限制:作为RocksDB的JNI桥接API是基于byte[]的,每个key和value的最大的支持大小是 2^31字节。重要:在RocksDB中使用合并操作的状态(例如,ListState)能够默默的积累到值的size大于 2^31字节,并且在下次检索时会失败。这是目前 RocksDB JNI的限制。
object ManagedKeyedStateStreaming {
private val LOG = LoggerFactory.getLogger(ManagedKeyedStateStreaming.getClass)
private val KAFKA_CONSUMER_TOPIC="Test1"
private val KAFKA_BROKERS="node00:9092"
private val KAFKA_ZOOKEEPER_CONNECTION="node00:2181"
private val KAFKA_GROUP_ID="flink-demo-group"
private val KAFKA_PROP: Properties = new Properties() {
setProperty("bootstrap.servers", KAFKA_BROKERS)
setProperty("zookeeper.connect", KAFKA_ZOOKEEPER_CONNECTION)
setProperty("group.id", KAFKA_GROUP_ID)
setProperty("key.serializer", "org.apache.kafka.common.serialization.StringSerializer")
setProperty("value.serializer", "org.apache.kafka.common.serialization.StringSerializer")
}
def main(args: Array[String]): Unit = {
LOG.info("===Stateful Computation Demo===")

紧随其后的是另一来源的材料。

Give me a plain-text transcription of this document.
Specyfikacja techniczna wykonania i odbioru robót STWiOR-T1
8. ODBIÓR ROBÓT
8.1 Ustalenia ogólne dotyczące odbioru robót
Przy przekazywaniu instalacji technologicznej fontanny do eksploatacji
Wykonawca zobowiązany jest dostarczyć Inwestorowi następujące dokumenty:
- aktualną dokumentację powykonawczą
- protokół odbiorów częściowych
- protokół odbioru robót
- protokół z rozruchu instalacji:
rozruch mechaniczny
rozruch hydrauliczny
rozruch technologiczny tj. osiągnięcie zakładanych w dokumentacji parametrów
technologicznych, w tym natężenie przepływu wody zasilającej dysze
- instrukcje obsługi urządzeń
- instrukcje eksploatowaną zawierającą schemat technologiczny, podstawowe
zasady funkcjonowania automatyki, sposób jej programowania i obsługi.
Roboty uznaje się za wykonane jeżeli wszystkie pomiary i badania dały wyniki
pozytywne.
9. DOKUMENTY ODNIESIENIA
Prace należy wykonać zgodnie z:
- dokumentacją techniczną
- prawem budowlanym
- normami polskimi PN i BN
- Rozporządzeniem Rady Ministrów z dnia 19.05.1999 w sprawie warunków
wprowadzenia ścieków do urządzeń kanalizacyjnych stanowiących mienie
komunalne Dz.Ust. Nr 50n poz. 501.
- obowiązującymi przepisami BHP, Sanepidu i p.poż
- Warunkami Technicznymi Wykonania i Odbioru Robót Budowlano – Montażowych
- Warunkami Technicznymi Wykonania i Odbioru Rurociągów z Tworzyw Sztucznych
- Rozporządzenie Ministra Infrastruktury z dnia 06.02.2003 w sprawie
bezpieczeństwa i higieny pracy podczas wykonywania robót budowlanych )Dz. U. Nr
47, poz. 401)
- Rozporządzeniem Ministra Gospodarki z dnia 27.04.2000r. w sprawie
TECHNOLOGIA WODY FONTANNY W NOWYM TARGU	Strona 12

val env: StreamExecutionEnvironment = StreamExecutionEnvironment.getExecutionEnvironment
env.enableCheckpointing(5000)//5秒一个checkpoint
// env.setStreamTimeCharacteristic(TimeCharacteristic.ProcessingTime)//指定处理的时间特性
env.setRestartStrategy(RestartStrategies.noRestart())//重启策略
env.getCheckpointConfig.setCheckpointingMode(CheckpointingMode.EXACTLY_ONCE)//确保一次语义
// val checkPointPath = new Path("file:\\H:\\flinkTest\\checkpoint")//fs状态后端配置,如为file:///,则在taskmanager的本地
val fsStateBackend: StateBackend= new RocksDBStateBackend("file:\\H:\\flinkTest\\checkpoint")
env.setStateBackend(fsStateBackend)
env.getCheckpointConfig.enableExternalizedCheckpoints(ExternalizedCheckpointCleanup.RETAIN_ON_CANCELLATION)//退出不删除checkpoint
val dataStream = env.addSource(new FlinkKafkaConsumer010[String](KAFKA_CONSUMER_TOPIC,new SimpleStringSchema(),KAFKA_PROP))
dataStream.filter(_.split("\\|").length==3)
.map(line=>{
val arr = line.split("\\|")
(arr(0),arr(2).toInt)
}).keyBy(_._1)
.flatMap(new SalesAmountCalculation())
.print()
env.execute("Stateful Computation Demo")
}
}
//计算汇总值
class SalesAmountCalculation extends RichFlatMapFunction[(String, Int), (String, Int)] {
private var sum: ValueState[(String, Int)] = _
override def flatMap(input: (String, Int), out: Collector[(String, Int)]): Unit = {
//显式调用已经过期的状态值会被删除,可以配置在读取快照时清除过期状态值,如:
// val ttlConfig = StateTtlConfig
// .newBuilder(Time.seconds(1))
// .cleanupFullSnapshot
// .build
val tmpCurrentSum = sum.value
val currentSum = if (tmpCurrentSum != null) {
tmpCurrentSum
} else {
(input._1, 0)
}
val newSum = (currentSum._1, currentSum._2 + input._2)
sum.update(newSum)
out.collect(newSum)
}
override def open(parameters: Configuration): Unit = {
//设置状态值的过期时间
// val ttlConfig = StateTtlConfig
// .newBuilder(Time.seconds(1))//过期时间1秒
// .setUpdateType(StateTtlConfig.UpdateType.OnCreateAndWrite)//在创建和写入时更新状态值
// .setStateVisibility(StateTtlConfig.StateVisibility.NeverReturnExpired)//过期访问不返回状态值
// .build
val valueStateDescriptor = new ValueStateDescriptor[(String, Int)]("sum", createTypeInformation[(String, Int)])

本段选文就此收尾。